Introduction: Sickle cell disease (SCD) is an inherited autosomal recessive hemoglobinopathy that causes significant morbidity and mortality in children and adults. The availability of novel therapeutic agents that are safe, effective, and affordable and new cell therapy techniques remains highly desirable for the treatment of SCD.

Areas covered: After a brief reminder of the main SCD complications, this review summarizes emerging disease-modifying agents and promising cell therapy strategies for the treatment of patients with SCD. A comprehensive search to look for the efficacy and safety of new agents was made on PubMed.ncbi.nlm.nih.gov for published studies and ClinicalTrials.gov for registered trials.

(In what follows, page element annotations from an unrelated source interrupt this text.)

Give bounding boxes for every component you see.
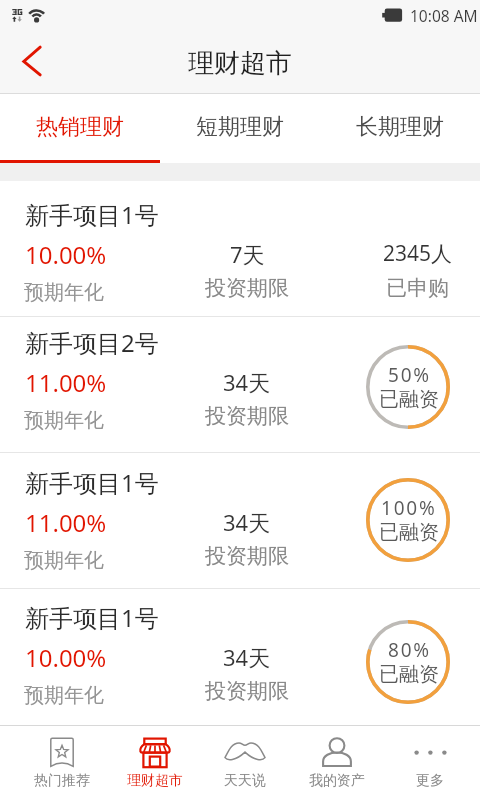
- button[interactable]: 短期理财: [160, 94, 320, 163]
- staticText: 80%: [388, 637, 431, 663]
- staticText: 热门推荐: [34, 772, 90, 790]
- button[interactable]: 更多: [384, 725, 476, 800]
- staticText: 11.00%: [25, 366, 107, 399]
- button[interactable]: 热销理财: [0, 94, 160, 163]
- staticText: 投资期限: [205, 275, 289, 301]
- staticText: 50%: [388, 362, 431, 388]
- staticText: 10.00%: [25, 238, 107, 271]
- staticText: 新手项目1号: [25, 198, 159, 231]
- staticText: 预期年化: [24, 548, 104, 573]
- staticText: 热销理财: [36, 113, 124, 141]
- button[interactable]: 新手项目1号: [0, 453, 480, 588]
- staticText: 34天: [223, 507, 271, 537]
- button[interactable]: 长期理财: [320, 94, 480, 163]
- staticText: 11.00%: [25, 506, 107, 539]
- staticText: 34天: [223, 642, 271, 672]
- staticText: 新手项目1号: [25, 466, 159, 499]
- staticText: 已融资: [379, 520, 439, 545]
- staticText: 投资期限: [205, 543, 289, 569]
- button[interactable]: 天天说: [199, 725, 291, 800]
- staticText: 预期年化: [24, 408, 104, 433]
- staticText: 我的资产: [309, 772, 365, 790]
- staticText: 新手项目2号: [25, 326, 159, 359]
- button[interactable]: 我的资产: [291, 725, 383, 800]
- staticText: 预期年化: [24, 683, 104, 708]
- staticText: 预期年化: [24, 280, 104, 305]
- staticText: 理财超市: [188, 47, 292, 80]
- button[interactable]: 新手项目1号: [0, 589, 480, 724]
- button[interactable]: 新手项目1号: [0, 181, 480, 316]
- staticText: 2345人: [383, 239, 453, 268]
- staticText: 更多: [416, 772, 444, 790]
- staticText: 10:08 AM: [410, 5, 478, 26]
- staticText: 7天: [230, 239, 265, 269]
- button[interactable]: 热门推荐: [16, 725, 108, 800]
- staticText: 短期理财: [196, 113, 284, 141]
- staticText: 34天: [223, 367, 271, 397]
- staticText: 理财超市: [127, 772, 183, 790]
- staticText: 新手项目1号: [25, 601, 159, 634]
- staticText: 投资期限: [205, 678, 289, 704]
- staticText: 投资期限: [205, 403, 289, 429]
- staticText: 10.00%: [25, 641, 107, 674]
- staticText: 100%: [381, 495, 437, 521]
- button[interactable]: Back: [0, 33, 64, 94]
- button[interactable]: 新手项目2号: [0, 317, 480, 452]
- staticText: 已融资: [379, 662, 439, 687]
- staticText: 天天说: [224, 772, 266, 790]
- button[interactable]: 理财超市: [109, 725, 201, 800]
- staticText: 已融资: [379, 387, 439, 412]
- staticText: 已申购: [386, 275, 449, 301]
- staticText: 长期理财: [356, 113, 444, 141]
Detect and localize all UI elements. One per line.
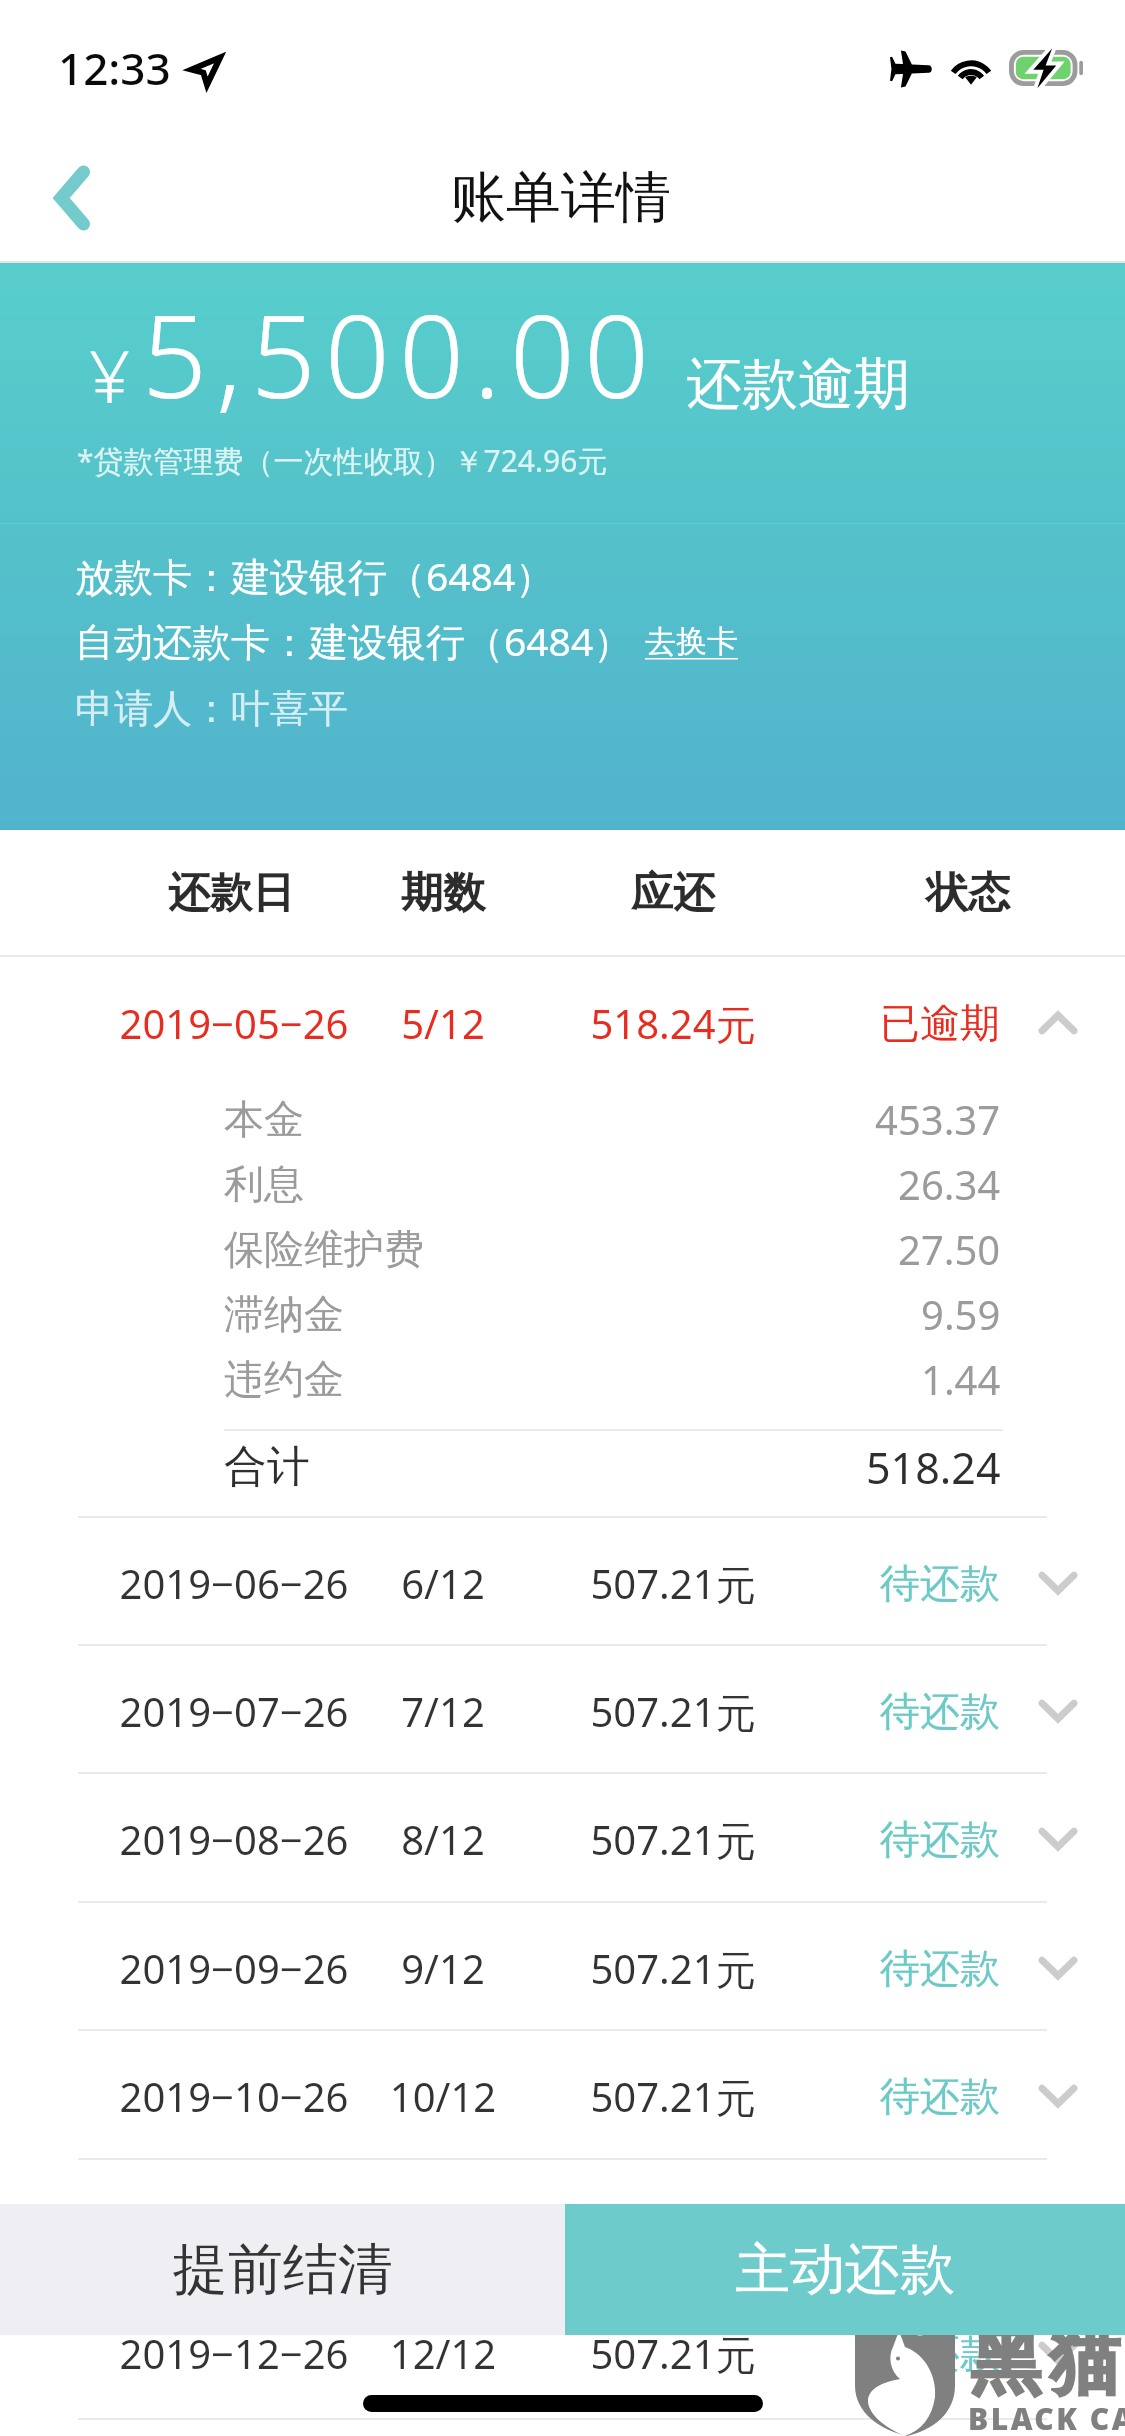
staticText: 11/12 [143, 2198, 743, 2252]
staticText: 2019−09−26 [0, 1941, 534, 1995]
button[interactable]: 2019−12−26 [0, 2286, 1125, 2418]
staticText: 507.21元 [373, 1556, 973, 1611]
button[interactable]: 去换卡 [645, 622, 738, 661]
staticText: 507.21元 [373, 1812, 973, 1867]
staticText: 10/12 [143, 2069, 743, 2123]
button[interactable]: 主动还款 [565, 2204, 1125, 2335]
staticText: 待还款 [640, 1558, 1125, 1608]
staticText: 9/12 [143, 1941, 743, 1995]
staticText: 5/12 [143, 996, 743, 1050]
staticText: 提前结清 [173, 2235, 393, 2304]
staticText: 2019−05−26 [0, 996, 534, 1050]
staticText: 还款逾期 [686, 349, 910, 420]
button[interactable]: 2019−11−26 [0, 2158, 1125, 2290]
staticText: 518.24 [866, 1438, 1001, 1497]
staticText: 5,500.00 [142, 276, 659, 431]
staticText: 已逾期 [640, 998, 1125, 1048]
staticText: 待还款 [640, 2071, 1125, 2121]
button[interactable]: 2019−06−26 [0, 1516, 1125, 1648]
button[interactable]: 提前结清 [0, 2204, 565, 2335]
staticText: 518.24元 [373, 996, 973, 1051]
staticText: 8/12 [143, 1812, 743, 1866]
staticText: ¥ [89, 326, 131, 424]
staticText: 保险维护费 [224, 1224, 424, 1274]
staticText: 2019−08−26 [0, 1812, 534, 1866]
staticText: 待还款 [640, 1814, 1125, 1864]
button[interactable]: 2019−10−26 [0, 2029, 1125, 2161]
staticText: 应还 [373, 867, 973, 920]
staticText: 507.21元 [373, 2326, 973, 2381]
button[interactable]: 2019−07−26 [0, 1644, 1125, 1776]
staticText: 滞纳金 [224, 1289, 344, 1339]
staticText: 待还款 [640, 2200, 1125, 2250]
staticText: 利息 [224, 1159, 304, 1209]
staticText: BLACK CAT [968, 2398, 1125, 2436]
staticText: 2019−06−26 [0, 1556, 534, 1610]
button[interactable]: 2019−08−26 [0, 1772, 1125, 1904]
staticText: 1.44 [921, 1352, 1001, 1406]
staticText: *贷款管理费（一次性收取）￥724.96元 [77, 440, 608, 481]
staticText: 状态 [668, 867, 1125, 920]
staticText: 去换卡 [645, 622, 738, 661]
staticText: 期数 [143, 867, 743, 920]
staticText: 507.21元 [373, 1684, 973, 1739]
button[interactable]: 2019−05−26 [0, 956, 1125, 1090]
staticText: 2019−11−26 [0, 2198, 534, 2252]
staticText: 违约金 [224, 1354, 344, 1404]
staticText: 待还款 [640, 1686, 1125, 1736]
staticText: 507.21元 [373, 1941, 973, 1996]
staticText: 2019−10−26 [0, 2069, 534, 2123]
staticText: 本金 [224, 1094, 304, 1144]
staticText: 6/12 [143, 1556, 743, 1610]
staticText: 453.37 [875, 1092, 1001, 1146]
staticText: 2019−12−26 [0, 2326, 534, 2380]
staticText: 放款卡：建设银行（6484） [75, 549, 555, 602]
staticText: 待还款 [640, 2328, 1125, 2378]
staticText: 待还款 [640, 1943, 1125, 1993]
staticText: 主动还款 [735, 2235, 955, 2304]
button[interactable]: Back [0, 132, 150, 263]
button[interactable]: 2019−09−26 [0, 1901, 1125, 2033]
staticText: 黑猫 [966, 2320, 1124, 2408]
staticText: 12:33 [58, 38, 171, 98]
staticText: 自动还款卡：建设银行（6484） [75, 614, 633, 667]
staticText: 2019−07−26 [0, 1684, 534, 1738]
staticText: 账单详情 [261, 163, 861, 232]
staticText: 12/12 [143, 2326, 743, 2380]
staticText: 507.21元 [373, 2198, 973, 2253]
staticText: 507.21元 [373, 2069, 973, 2124]
staticText: 申请人：叶喜平 [75, 684, 348, 733]
staticText: 9.59 [921, 1287, 1001, 1341]
staticText: 27.50 [898, 1222, 1001, 1276]
staticText: 26.34 [898, 1157, 1001, 1211]
staticText: 合计 [224, 1440, 310, 1494]
staticText: 还款日 [0, 867, 531, 920]
staticText: 7/12 [143, 1684, 743, 1738]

Expert opinion: The landscape of therapy in patients with SCD has recently moved toward more personalized therapeutic approaches. Promising preliminary data were obtained with some disease-modifying agents and gene therapies became available and promising for curing patients. However, the high cost remains a major limiting factor for these new therapies, which are far from being used in all patients, even in the more developed countries. Hydroxyurea is still regarded as the best disease-modifying treatment for SCD and allogeneic hematopoietic stem cell transplantation as the standard 'curative' therapy. Continued research is still warranted to sustain therapeutic advancements and development in SCD.